Chaplain draws scrutiny over ties to group against gay rights
A Sonora pastor who has been a chaplain for the Sonora Police Department has ties to a Modesto group that fights against gay rights.
David Bush, pastor of Oak Hill Presbyterian Church, is allied with Straight Pride Coalition, which last year staged a protest against gay rights and intends to hold another in August.
His denomination, Orthodox Presbyterian, advises its members that homosexuality is a sin and transgender is a psychological condition not based in reality. It cautions, though, that people should be approached with compassion to encourage them to change.
At least one person has called Sonora Police Chief Turu Vanderwiel to complain about Bush’s ties to the department in light of his beliefs.
Vanderwiel said Wednesday Bush is not officially on the roster as chaplain, but has remained on the on-call list. He said he is looking into the complaints and, for now, the department would call on Sheriff’s Office Chaplain Greg Elam for help, if needed.
The police department chaplain is a volunteer post that is not a platform for espousing an individual’s religious beliefs, Vanderwiel said. The chaplain helps officers with the stresses of the job and accompanies officers when they notify relatives of a death.
Vanderwiel said Bush was on the chaplain roster when he joined the department in 2004. He said he has never received a complaint about Bush trying to prosthelytize while working as a chaplain.

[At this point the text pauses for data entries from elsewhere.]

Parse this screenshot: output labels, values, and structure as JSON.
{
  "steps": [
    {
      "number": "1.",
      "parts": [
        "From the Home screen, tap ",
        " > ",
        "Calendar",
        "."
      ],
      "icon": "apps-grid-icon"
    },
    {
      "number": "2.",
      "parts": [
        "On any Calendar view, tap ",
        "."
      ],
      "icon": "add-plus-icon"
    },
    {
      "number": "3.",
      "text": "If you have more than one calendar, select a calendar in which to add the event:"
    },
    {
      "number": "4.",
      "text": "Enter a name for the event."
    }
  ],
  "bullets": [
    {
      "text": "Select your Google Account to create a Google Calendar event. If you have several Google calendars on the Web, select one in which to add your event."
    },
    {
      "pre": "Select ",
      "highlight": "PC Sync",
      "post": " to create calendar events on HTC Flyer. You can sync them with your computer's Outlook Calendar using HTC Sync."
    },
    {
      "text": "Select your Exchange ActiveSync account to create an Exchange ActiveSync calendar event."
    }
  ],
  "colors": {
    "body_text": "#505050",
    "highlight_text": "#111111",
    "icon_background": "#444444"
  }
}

On his church website, Bush says he is chaplain for the police department and the Tuolumne County Sheriff’s Office. Niccoli Sandelin, spokesman for the sheriff’s
office, said Thursday that Bush has never been a chaplain for his department.
Bush said he volunteered for both agencies shortly after he came to Sonora in 2002 and has become less involved in the past few years because he is leading four Orthodox Presbyterian groups — two in Nevada, one in Calaveras County and his own church on Peaceful Valley Road.
Sonora resident Lauren Hurley, who issued a call for community action on Facebook, said she believes a person who espouses that gays are perverts and sodomy should be criminalized should not have ties to local law enforcement.
“Some people have said he’s a good person, which is great and wonderful, but if homophobia is part of it, it’s frightening to me,” she said. “I can’t stay silent.”
Carly Fox, a teacher in San Carlos who grew up in Tuolumne County, said she is concerned that Straight Pride also has ties to white evangelical nationalism and has expressed her concern to Vanderwiel.
Fox attended an evangelical Christian church as a child and her experience was that members and leaders could not separate their world views from their actions with people outside their belief system.
“It’s hard to engage in any way. It’s black and white,” she said, adding that for them believing anything outside the inerrancy of the Bible is a “demonic battle.”
Bush called the charge that Straight Pride is a white supremicist group slander and patently untrue. He said various groups have tried to describe the organization as such based on its belief that America has strayed from its founding principles, which he described as Christian. He said Black people are involved in the organization, which believes all lives matter.
He also said he does believe the Bible says homosexuaity is a sin and there are two genders — male and female, defined at birth.
“The most loving thing I can do is to tell homosexuals it is a dangerous thing to do and they are playing with sin.” One day, he said, they will stand before God in judgment.
“I love homosexuals,” he said, noting that he has family members who identify as LGBT. Before he was saved at the age of 29, he said, he supported gay rights.
But, he said he does not express his beliefs while working as a chaplain. His job is to help people through the trauma of death, the physical aspects of grief, the death process, and to free up officers to do their work.
“This is not the ground to fight that on,” he said. “It’s not time to teach.”